Maybe the term was corrupted, so i tried removing it, and adding another term and got the same result..

Then i counted the number of terms on the problem profile like this:
using (SPSite site = new SPSite("https://whatever"))
{
    UserProfileManager manager = new UserProfileManager(SPServiceContext.GetContext(site));
    UserProfile userProfile = manager.GetUserProfile("domain\\whatever");
    IEnumerator<ProfileSubtypeProperty> e = userProfile.Properties.GetEnumerator();
    int count = 0;
    while (e.MoveNext())
    {
        UserProfileValueCollection values = userProfile[e.Current.Name];
        List<Term> terms = new List<Term>(values.GetTaxonomyTerms());
        count += terms.Count;
    }
    Console.WriteLine("Number of terms: " + count);
}

Number of terms: 31

So if i removed one term, my custom taxonomy user profile property got crawled again.
It seems like there is a limit of max 30 terms per user, more than 30 will not be picked up
by the crawler..

I have no idea if it is possible to increase this limit. But if the limit is there for a reason
then saving the profile should at least give an error.

If you move the userprofile property up in CA, this gives the property higher priority when getting crawled.
So if it is important that the property should be crawled, then move it up.

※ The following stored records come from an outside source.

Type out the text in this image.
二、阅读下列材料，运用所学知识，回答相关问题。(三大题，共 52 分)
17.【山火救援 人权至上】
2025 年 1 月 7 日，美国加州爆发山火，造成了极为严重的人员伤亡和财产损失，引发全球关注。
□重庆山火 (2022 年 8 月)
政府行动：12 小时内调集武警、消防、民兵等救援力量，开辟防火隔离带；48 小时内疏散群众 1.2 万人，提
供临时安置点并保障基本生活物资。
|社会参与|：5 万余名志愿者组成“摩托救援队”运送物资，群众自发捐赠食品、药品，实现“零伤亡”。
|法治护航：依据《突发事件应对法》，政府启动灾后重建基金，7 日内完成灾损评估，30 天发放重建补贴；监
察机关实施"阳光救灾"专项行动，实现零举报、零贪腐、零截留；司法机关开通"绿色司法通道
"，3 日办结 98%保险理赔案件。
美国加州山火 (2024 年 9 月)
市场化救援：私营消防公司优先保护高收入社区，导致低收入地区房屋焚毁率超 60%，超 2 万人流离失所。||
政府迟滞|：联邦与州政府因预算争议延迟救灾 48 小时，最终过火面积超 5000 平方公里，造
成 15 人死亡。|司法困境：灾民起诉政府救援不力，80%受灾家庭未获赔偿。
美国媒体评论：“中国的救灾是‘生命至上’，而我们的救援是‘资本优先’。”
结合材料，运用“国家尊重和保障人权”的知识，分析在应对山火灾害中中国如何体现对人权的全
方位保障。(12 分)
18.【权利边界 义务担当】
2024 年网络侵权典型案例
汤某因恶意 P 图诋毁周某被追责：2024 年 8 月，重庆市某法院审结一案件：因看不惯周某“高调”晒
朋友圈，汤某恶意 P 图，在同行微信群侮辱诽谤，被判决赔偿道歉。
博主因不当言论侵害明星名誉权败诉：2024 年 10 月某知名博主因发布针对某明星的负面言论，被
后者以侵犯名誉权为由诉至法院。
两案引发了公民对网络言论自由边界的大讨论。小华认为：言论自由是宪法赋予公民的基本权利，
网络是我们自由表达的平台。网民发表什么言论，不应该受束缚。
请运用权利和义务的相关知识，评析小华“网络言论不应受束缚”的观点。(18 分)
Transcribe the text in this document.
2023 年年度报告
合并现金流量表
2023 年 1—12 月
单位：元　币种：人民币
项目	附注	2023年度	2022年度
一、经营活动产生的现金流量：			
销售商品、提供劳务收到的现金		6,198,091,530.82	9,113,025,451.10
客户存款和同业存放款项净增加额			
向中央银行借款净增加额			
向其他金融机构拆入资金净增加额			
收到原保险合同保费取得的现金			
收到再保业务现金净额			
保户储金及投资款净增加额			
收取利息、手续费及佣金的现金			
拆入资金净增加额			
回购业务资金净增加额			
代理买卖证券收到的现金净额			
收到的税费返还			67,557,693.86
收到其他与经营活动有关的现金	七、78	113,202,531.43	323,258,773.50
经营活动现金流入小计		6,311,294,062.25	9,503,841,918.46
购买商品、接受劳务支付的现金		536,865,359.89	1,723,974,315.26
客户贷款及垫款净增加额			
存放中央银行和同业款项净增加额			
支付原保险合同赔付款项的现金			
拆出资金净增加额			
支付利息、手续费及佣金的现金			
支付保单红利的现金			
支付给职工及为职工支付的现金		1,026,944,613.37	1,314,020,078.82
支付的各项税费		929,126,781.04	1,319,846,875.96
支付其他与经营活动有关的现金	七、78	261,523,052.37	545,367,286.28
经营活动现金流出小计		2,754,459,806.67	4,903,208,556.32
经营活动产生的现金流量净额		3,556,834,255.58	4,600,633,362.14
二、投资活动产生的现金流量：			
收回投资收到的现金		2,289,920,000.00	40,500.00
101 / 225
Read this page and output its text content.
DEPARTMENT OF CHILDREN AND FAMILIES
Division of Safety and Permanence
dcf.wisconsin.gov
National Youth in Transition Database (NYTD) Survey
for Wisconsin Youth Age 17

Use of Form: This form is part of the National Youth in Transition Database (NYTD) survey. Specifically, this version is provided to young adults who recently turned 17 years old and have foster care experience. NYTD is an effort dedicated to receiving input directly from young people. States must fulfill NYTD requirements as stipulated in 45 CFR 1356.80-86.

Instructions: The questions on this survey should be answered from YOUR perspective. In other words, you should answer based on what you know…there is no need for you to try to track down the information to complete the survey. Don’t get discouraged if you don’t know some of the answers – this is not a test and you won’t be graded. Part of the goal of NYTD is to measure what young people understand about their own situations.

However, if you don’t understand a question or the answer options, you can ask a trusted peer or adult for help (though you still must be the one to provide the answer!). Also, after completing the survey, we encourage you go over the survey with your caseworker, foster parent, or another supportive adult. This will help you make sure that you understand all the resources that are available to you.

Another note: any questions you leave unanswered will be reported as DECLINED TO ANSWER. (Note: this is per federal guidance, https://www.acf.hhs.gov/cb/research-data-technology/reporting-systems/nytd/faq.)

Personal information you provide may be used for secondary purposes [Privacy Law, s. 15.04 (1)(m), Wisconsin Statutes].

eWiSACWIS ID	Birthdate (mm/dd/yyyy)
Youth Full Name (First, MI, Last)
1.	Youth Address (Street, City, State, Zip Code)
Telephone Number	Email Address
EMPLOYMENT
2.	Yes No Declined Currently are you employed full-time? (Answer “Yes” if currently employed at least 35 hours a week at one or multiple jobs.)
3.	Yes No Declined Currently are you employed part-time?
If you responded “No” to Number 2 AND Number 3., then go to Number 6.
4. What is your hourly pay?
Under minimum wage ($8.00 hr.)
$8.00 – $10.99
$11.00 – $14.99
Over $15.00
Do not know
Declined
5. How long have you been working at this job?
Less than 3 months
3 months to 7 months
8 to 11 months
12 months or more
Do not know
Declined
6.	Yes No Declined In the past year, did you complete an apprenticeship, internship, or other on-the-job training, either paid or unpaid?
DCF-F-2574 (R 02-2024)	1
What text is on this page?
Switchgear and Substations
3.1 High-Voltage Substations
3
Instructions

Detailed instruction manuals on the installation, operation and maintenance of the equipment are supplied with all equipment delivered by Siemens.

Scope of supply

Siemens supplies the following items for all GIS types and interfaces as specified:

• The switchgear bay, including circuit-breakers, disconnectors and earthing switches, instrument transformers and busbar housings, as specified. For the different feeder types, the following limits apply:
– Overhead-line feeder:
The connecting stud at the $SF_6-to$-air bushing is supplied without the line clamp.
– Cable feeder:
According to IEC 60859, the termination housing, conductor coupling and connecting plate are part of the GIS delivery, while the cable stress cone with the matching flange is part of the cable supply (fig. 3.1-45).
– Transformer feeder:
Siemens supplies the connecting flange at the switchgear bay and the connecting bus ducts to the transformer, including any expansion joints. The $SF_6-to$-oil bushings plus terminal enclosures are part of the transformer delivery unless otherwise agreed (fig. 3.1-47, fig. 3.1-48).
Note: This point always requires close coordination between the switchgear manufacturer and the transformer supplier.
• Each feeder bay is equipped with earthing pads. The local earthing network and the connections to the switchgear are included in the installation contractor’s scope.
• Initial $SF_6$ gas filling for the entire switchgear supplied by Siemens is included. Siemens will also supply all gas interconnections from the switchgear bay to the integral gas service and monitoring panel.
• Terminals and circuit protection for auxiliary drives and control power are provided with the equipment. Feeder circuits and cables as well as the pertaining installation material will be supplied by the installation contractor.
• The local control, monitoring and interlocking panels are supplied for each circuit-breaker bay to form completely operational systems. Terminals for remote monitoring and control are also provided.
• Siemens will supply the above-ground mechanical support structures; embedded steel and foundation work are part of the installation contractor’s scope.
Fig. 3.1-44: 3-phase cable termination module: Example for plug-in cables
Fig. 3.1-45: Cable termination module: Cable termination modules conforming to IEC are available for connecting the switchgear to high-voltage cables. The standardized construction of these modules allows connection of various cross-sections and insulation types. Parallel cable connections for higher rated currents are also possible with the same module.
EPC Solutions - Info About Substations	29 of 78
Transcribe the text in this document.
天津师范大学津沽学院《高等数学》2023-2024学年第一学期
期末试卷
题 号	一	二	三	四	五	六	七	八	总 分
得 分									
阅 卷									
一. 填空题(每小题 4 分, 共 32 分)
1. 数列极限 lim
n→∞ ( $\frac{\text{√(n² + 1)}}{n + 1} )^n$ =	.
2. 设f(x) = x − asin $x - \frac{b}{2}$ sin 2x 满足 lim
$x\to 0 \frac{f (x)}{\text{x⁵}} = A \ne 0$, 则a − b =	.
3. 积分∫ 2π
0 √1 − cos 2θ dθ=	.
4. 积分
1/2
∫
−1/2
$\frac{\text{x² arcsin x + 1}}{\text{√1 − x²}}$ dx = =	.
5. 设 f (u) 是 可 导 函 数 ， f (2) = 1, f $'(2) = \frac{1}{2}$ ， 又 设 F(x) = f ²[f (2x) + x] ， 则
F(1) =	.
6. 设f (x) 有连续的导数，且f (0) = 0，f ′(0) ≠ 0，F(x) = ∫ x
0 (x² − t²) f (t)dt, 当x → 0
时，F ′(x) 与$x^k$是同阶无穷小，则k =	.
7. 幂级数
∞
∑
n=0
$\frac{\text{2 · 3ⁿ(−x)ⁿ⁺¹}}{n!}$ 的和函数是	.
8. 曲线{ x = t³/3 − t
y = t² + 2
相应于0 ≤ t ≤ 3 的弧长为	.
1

Here is some code that counts number of terms in all user profiles, so that yo can indentify profiles
that is not getting crawled correctly:

using (SPSite site = new SPSite("https://whatever"))
{
    UserProfileManager manager = new UserProfileManager(SPServiceContext.GetContext(site));
    foreach (UserProfile userProfile in manager)
    {
        IEnumerator<ProfileSubtypeProperty> e = userProfile.Properties.GetEnumerator();
        int count = 0;
        while (e.MoveNext())
        {
            UserProfileValueCollection values = userProfile[e.Current.Name];
            List<Term> terms = new List<Term>(values.GetTaxonomyTerms());
            count += terms.Count;

        }
        if (count > 30)
        {
            Console.WriteLine("Account: " + userProfile.AccountName + ", has " + count + " number of terms");
        }
    }
}